Abstract
- Issue: Reference pricing is an emerging health insurance benefit design aimed at reducing health costs. In this model, an insurer establishes a maximum payment that it will contribute toward covering the price of a product or service in situations where there is wide price variation for therapeutically similar drugs, diagnostics, or procedures. Experiences to date indicate that reference pricing can influence patients and physicians to switch to less costly options within each therapeutic class, reducing overall drug prices.
- Goal: Describe how reference pricing can be and has been applied to drugs in the United States and compare it to more conventional pharmaceutical benefit designs such as tiered formularies and coinsurance.
- Methods: Assessment of peer-reviewed research and the experiences of employers that have used reference pricing.
- Findings and Conclusions: To appropriately motivate price-conscious consumer choice, reference pricing must include up-to-date information. Consumers and physicians must have access to the prices charged at different distribution sites and for different drugs within each therapeutic class. Reference pricing also must include information on quality. Several modifications to the reference pricing model should be made before it can be adapted to specialty drugs, and those changes should be informed by comparative effectiveness research.
Introduction
In the U.S. health care system, the prices charged for similar goods and services typically are high and vary widely. Such price variation reflects weak cost-consciousness on the part of purchasers and weak competition on the part of producers. Reference pricing is an emerging structure of benefit design under which the insurer or employer establishes a maximum contribution it will make toward the price of a drug or procedure, and the patient pays the remainder. It is typically used where there is wide price variation among therapeutically similar drugs, diagnostics, or procedures. The insurer sets a payment limit at the minimum, median, or other point along the range of prices within a market or therapeutic class.

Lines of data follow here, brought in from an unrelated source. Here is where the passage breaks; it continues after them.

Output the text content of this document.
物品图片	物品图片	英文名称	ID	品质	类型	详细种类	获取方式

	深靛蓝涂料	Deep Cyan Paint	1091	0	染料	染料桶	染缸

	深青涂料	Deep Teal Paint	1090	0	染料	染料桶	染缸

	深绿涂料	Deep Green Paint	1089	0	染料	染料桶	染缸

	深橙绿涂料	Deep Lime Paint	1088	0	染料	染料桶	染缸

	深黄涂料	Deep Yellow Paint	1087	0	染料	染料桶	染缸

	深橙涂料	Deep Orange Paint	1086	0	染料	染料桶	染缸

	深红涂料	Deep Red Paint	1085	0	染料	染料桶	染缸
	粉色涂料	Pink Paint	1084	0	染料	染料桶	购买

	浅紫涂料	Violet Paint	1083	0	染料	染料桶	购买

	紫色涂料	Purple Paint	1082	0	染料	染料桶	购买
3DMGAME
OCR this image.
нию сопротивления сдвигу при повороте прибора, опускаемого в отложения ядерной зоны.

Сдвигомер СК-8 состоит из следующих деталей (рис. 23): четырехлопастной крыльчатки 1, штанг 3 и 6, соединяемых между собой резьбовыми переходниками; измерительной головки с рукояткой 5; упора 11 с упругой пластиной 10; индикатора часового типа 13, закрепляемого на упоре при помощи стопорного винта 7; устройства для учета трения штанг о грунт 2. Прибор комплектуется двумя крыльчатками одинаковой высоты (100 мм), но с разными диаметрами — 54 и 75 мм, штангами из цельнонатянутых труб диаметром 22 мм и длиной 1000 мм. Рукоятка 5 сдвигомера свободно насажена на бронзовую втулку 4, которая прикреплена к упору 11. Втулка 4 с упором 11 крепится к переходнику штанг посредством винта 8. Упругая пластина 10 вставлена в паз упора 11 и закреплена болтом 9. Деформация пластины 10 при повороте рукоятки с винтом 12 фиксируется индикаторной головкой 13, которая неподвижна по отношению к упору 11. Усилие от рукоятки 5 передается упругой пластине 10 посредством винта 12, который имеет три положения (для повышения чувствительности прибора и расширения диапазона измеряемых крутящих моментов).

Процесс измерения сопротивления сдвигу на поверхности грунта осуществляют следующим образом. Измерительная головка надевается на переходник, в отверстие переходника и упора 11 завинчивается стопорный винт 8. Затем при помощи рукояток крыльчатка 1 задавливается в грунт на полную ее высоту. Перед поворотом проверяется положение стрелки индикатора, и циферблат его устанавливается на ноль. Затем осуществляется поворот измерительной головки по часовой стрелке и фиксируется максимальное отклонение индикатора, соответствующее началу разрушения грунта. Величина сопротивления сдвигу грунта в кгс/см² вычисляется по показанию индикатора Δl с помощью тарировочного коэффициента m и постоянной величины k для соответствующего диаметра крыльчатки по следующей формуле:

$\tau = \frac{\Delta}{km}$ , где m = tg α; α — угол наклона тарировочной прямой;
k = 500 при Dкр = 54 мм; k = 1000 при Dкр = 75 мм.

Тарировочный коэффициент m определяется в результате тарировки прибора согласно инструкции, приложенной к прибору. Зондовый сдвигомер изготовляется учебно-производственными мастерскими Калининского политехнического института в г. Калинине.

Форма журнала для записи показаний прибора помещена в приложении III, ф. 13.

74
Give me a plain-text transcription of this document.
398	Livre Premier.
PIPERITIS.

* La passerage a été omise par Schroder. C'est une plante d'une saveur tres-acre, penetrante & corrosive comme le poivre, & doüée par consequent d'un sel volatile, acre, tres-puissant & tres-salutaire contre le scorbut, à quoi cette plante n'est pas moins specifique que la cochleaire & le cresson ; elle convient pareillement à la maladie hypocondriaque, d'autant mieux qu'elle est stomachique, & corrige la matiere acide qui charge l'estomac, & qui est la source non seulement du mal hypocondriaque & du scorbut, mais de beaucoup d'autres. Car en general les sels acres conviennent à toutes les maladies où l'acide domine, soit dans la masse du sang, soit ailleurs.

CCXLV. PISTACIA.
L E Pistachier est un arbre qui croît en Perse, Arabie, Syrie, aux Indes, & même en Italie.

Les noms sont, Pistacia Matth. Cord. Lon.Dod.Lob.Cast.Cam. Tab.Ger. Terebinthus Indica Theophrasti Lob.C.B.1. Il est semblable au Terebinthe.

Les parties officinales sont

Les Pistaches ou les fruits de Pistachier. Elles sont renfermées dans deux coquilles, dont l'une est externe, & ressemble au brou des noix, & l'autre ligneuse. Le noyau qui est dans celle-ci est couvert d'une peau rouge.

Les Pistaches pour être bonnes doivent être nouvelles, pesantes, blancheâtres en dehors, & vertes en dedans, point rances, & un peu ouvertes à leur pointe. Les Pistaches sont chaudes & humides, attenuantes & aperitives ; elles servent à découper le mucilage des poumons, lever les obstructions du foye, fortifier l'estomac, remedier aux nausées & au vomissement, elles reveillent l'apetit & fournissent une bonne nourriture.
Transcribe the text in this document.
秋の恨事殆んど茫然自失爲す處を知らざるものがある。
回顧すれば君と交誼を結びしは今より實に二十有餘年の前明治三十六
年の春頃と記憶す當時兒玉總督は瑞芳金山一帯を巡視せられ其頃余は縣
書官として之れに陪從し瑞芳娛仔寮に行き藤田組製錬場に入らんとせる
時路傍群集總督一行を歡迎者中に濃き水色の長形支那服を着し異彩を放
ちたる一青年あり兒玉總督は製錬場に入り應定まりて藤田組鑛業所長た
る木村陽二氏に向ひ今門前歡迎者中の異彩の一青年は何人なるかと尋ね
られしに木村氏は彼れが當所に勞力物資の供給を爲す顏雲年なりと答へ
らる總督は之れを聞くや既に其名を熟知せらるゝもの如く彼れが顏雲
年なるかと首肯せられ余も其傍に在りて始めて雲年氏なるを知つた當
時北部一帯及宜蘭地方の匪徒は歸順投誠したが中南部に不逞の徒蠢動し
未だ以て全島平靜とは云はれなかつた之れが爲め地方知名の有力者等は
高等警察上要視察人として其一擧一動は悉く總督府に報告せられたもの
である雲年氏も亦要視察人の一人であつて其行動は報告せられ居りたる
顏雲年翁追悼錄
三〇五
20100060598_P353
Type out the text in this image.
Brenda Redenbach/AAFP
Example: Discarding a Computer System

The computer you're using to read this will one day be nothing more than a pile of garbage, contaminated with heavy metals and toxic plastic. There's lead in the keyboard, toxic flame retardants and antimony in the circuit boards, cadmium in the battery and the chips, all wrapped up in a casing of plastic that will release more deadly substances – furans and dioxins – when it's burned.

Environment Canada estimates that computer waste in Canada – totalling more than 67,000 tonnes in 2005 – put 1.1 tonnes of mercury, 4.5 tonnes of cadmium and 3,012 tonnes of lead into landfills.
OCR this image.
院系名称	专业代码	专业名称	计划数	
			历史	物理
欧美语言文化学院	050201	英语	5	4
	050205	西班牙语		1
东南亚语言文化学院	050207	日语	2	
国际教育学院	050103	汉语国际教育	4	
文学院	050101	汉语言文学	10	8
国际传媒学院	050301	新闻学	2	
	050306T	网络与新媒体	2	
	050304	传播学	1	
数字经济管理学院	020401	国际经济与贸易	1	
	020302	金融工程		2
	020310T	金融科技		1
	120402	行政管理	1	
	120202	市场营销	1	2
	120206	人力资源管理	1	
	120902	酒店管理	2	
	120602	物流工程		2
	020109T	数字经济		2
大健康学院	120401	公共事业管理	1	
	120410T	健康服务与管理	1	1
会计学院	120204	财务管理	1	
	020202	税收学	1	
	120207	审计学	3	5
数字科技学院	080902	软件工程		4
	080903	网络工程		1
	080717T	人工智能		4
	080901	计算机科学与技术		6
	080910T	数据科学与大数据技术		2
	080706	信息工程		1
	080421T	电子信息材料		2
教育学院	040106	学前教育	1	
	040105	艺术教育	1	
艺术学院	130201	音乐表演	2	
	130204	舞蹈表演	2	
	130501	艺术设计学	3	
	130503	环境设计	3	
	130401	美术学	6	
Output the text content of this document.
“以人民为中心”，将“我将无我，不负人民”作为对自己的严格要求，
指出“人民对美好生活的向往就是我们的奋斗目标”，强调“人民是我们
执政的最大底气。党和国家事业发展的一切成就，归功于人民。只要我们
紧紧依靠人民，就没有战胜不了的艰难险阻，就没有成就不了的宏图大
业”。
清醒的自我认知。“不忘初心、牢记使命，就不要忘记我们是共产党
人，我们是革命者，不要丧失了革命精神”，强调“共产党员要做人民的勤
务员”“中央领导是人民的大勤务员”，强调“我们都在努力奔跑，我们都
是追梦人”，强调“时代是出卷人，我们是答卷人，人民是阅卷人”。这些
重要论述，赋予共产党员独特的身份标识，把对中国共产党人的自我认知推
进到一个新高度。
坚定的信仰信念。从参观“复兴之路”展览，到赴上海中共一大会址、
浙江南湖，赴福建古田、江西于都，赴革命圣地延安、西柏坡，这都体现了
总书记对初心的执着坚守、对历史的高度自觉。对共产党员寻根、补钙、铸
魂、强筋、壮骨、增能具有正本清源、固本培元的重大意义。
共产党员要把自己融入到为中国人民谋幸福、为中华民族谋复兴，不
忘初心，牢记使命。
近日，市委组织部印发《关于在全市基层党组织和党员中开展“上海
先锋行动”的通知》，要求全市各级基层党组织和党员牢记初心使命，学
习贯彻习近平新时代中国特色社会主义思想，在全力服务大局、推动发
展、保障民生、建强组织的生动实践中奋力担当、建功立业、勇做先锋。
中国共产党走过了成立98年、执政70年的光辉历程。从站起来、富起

For a product priced at or below the reference limit, patients pay only a modest copayment; for more expensive options, patients pay the full difference between the reference limit and the price of their chosen product.
Reference pricing has been used for drugs in Germany and several other European nations.1 It also has been piloted in the United States for surgical and diagnostic procedures, including joint replacement, colonoscopy, and advanced imaging.2 Some self-insured employers and labor union trusts have now applied it to drug pricing. This issue brief describes how reference pricing is being applied to drugs in the United States and compares it to more conventional pharmaceutical benefit designs, such as tiered formularies and coinsurance.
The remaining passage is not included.